This weekend, a small rocket company will try to launch its first commercial mission.
This will not be a show almost as great as the SpaceX flight, the powerful Falcon Heavy rocket, in February, which propelled Elon Musk's sports car onto a trajectory beyond Mars. But Rocket Lab's Electron is a precursor to a new, small, cheap, capable of being launched – which may prove to be more important in the future of how companies send smaller satellite rocks to orbit.
When is the launch and how can I watch it?
Rocket Lab will launch the launch from the launch site in New Zealand on the Internet.

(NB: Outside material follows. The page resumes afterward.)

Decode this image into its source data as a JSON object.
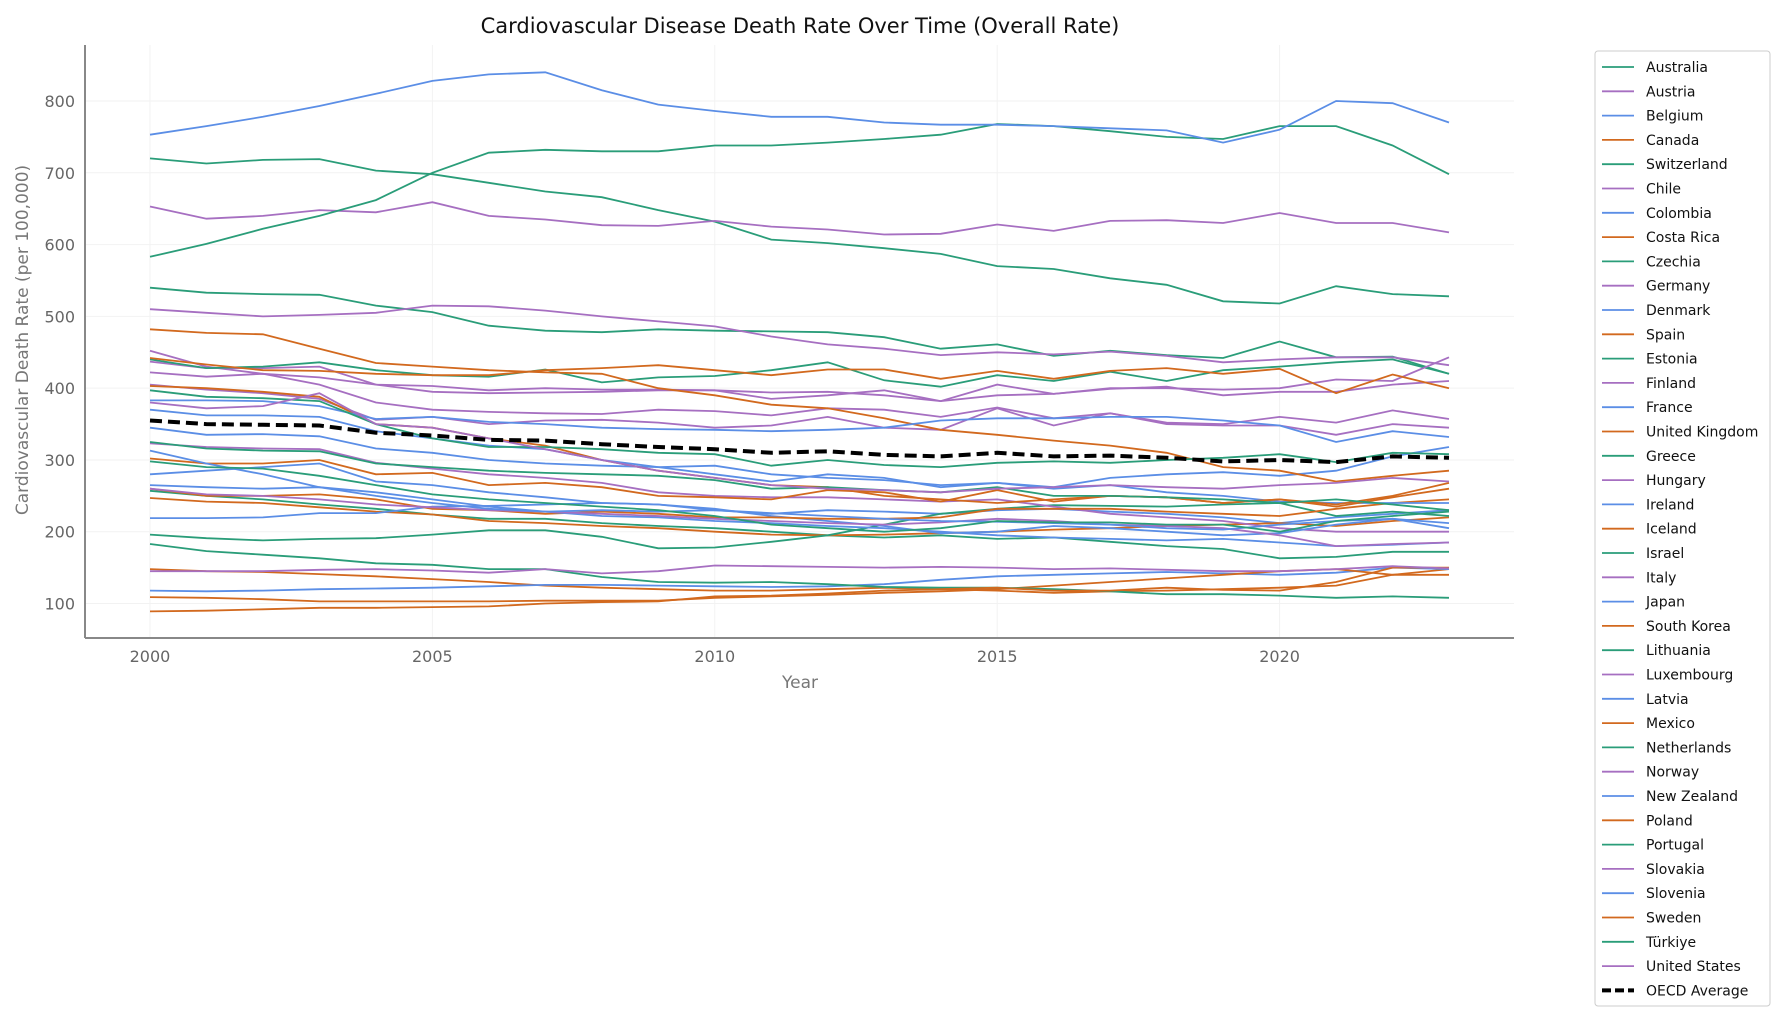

The launch window spans nine days, four hours each day. the first opportunity will take place on Sunday at 4:50. Time in New Zealand. (In the United States, it will still be Saturday, and it will be a late show, or at 10:50 am east time).
What is a rocket?
There are seven useful tasks, all small satellites. These include two vessel tracking satellites for Spire Global; a small climate and environmental monitoring satellite for GeoOptics; a small buzzer built by high school students from Irvine, California; and a demo version of a cloth that would draw the dead satellites out of orbit.
Why is the Electron rocket so small?
Just like Earth technology, the satellites are getting smaller and can now be launched on smaller rockets. Companies and governments now also see benefits for designing small satellite constellations to carry out the tasks that were once handled by a giant and expensive satellite. With this approach, the failure of a satellite can be manipulated by moving around the remaining satellites. It is also quicker and cheaper to send a replacement.
What other companies are building small missiles to launch smaller satellites?
There are at least 150 companies working on small missiles, though most likely will never reach the ground.
Some of the most promising are Virgin Orbit, initiated by billionaire Richard Branson; and Vector Launch and Firefly Aerospace, launched by SpaceX graduates.
Two other promising companies are Space of Relativity, which appears to be the largest part of its 3D rocket and Gilmour Space, based in Australia.